In southwestern Virginia, Kaine's 10-stop tour climaxed with a rally of more than 300 in Big Stone Gap, home to A. Linwood Holton, Kaine's father-in-law and a former Republican governor, who has campaigned with his son-in-law all weekend.

Earlier, at a school auditorium in Grundy, where flakes of the ceiling were falling to the floor, Kaine told a crowd of more than 200 that he and Warner were proud of improvements in the local economy but that he would be "even more diligent in working to bring jobs here. We've got to do better if we're going to compete with those nations who are competing with us."

The message resonated with Marty Stevenson. "It's just like it's been said here today," the 44-year-old Grundy resident said. Kaine is going to "increase employment, save jobs from being outsourced and keep the economy moving forward. He's going to improve the quality of life for all Virginians."

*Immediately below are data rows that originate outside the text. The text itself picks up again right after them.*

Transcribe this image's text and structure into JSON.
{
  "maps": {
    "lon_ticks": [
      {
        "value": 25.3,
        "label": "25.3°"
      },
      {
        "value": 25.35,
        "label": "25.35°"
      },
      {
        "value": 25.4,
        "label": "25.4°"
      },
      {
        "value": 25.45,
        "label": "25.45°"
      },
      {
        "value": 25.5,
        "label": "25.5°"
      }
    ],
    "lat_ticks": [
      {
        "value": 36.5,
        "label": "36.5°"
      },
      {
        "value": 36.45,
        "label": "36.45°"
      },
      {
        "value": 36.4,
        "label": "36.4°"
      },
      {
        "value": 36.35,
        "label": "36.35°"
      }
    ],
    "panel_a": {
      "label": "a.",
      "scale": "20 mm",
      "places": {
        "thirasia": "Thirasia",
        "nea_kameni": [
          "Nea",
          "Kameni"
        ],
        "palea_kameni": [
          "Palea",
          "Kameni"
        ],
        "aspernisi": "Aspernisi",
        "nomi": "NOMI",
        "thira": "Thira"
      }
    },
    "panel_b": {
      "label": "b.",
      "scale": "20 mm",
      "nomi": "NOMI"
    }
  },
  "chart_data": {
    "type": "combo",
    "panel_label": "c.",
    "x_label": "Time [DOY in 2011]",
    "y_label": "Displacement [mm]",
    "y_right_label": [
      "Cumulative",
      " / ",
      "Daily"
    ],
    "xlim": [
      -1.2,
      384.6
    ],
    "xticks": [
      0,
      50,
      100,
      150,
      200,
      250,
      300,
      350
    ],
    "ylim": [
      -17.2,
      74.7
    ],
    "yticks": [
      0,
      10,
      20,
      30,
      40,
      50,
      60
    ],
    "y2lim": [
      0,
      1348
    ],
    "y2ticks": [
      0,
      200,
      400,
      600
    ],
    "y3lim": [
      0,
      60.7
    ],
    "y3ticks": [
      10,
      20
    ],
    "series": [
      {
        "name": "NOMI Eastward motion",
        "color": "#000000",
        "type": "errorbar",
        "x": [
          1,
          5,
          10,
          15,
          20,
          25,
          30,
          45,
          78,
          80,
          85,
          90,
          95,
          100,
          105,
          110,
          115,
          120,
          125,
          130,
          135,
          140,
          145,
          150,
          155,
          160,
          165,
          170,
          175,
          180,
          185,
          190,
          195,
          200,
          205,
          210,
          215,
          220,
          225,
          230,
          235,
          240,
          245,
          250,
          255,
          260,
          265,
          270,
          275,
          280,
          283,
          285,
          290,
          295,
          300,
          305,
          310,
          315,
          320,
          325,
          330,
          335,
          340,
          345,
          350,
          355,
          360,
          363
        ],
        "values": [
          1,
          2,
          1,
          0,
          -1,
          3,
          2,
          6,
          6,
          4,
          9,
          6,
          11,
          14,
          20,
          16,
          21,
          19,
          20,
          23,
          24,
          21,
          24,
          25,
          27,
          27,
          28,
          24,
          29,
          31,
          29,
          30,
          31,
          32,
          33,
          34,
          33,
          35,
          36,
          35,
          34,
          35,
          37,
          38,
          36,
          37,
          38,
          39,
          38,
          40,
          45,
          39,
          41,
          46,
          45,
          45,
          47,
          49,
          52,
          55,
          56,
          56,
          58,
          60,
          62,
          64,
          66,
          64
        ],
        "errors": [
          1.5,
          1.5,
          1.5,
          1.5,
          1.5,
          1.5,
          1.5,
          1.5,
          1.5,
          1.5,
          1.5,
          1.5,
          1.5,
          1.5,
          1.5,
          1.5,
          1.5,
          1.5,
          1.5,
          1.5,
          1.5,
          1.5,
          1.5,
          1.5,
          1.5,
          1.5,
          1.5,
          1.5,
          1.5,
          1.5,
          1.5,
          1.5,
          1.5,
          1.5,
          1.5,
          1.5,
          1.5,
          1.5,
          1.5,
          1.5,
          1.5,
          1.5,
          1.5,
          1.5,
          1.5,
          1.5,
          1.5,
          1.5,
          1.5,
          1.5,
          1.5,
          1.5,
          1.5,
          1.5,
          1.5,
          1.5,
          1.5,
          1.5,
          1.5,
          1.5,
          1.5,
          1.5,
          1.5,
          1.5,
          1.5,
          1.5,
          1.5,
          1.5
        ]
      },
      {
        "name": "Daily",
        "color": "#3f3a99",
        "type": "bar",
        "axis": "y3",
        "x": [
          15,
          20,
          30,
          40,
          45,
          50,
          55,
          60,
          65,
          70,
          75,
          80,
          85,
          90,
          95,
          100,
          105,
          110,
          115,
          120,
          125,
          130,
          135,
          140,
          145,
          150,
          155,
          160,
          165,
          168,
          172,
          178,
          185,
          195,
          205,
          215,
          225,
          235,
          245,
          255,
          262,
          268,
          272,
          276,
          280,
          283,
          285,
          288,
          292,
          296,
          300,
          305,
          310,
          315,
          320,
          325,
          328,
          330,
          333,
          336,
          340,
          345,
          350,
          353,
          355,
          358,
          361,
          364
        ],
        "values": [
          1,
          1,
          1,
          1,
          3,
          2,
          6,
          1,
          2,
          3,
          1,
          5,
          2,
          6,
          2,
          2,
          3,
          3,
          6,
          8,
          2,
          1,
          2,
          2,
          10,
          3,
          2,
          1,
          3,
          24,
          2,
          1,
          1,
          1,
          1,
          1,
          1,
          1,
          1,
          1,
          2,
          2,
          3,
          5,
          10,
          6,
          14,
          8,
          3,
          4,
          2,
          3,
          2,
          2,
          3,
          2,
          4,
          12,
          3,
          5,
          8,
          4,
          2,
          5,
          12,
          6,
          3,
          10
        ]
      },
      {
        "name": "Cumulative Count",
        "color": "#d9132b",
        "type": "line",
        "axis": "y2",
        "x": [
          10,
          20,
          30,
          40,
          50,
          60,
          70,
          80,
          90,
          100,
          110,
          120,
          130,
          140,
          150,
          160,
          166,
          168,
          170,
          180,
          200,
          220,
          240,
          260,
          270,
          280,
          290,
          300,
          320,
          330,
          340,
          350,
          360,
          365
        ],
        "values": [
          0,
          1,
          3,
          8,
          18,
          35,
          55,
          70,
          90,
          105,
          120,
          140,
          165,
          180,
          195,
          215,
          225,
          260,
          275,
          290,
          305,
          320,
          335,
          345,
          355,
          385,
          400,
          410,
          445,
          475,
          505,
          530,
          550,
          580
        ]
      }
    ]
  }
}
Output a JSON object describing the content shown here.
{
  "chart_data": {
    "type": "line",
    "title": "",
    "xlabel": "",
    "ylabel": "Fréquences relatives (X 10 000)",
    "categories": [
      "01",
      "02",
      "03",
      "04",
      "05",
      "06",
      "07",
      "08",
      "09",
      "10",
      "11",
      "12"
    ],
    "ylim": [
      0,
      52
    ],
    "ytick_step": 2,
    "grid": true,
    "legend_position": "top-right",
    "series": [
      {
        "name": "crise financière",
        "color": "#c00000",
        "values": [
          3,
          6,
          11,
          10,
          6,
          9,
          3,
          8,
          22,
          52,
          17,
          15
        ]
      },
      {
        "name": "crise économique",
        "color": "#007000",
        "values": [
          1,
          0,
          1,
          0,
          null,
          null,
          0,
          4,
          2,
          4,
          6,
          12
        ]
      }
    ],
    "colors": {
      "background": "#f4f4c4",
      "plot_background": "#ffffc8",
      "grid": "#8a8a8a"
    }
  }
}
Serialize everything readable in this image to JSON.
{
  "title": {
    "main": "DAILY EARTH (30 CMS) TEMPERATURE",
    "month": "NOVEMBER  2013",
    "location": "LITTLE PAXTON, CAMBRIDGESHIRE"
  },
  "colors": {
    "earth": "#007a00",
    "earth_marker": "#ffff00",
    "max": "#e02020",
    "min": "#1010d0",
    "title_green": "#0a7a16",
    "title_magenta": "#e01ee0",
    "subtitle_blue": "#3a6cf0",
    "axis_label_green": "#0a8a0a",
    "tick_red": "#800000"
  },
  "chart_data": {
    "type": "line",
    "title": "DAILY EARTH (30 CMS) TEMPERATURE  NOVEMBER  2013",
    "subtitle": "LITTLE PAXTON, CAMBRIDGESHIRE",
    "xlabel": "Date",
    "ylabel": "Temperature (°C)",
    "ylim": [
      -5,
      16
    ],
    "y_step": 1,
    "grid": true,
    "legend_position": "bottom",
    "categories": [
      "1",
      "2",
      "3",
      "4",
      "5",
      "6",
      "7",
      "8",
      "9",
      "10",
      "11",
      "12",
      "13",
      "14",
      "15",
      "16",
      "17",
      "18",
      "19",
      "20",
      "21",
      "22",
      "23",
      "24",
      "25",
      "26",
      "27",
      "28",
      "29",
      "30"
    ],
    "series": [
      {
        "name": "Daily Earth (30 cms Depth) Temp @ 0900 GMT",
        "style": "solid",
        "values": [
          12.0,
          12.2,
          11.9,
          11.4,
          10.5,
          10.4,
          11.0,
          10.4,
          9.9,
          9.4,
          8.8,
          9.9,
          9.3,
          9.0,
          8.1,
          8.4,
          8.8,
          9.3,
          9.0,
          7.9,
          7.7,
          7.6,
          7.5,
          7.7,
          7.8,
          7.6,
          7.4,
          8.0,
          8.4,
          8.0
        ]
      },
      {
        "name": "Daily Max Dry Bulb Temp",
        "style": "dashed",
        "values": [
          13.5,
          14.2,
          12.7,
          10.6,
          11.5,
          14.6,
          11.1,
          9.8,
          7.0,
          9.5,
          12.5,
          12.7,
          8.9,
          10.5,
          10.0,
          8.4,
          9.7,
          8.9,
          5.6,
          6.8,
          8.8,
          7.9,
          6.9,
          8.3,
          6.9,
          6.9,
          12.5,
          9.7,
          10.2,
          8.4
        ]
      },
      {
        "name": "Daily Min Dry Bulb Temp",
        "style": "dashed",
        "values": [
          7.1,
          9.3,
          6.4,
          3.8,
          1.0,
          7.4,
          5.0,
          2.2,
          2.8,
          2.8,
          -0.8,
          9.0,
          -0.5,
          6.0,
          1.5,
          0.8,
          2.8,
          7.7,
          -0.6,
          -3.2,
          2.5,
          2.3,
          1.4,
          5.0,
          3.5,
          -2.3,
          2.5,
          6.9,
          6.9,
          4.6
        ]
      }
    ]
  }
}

In Richmond, Warner went to five predominantly African American churches, asking "respectfully and prayerfully" as he said in one, that churchgoers consider Kaine. "He is a man of faith. He was a missionary. He was a civil rights lawyer. And he was your mayor," Warner said to congregants at Great Hope Baptist Church. "Of course, you don't see that on television. All you see on the television is them trying to tear him down."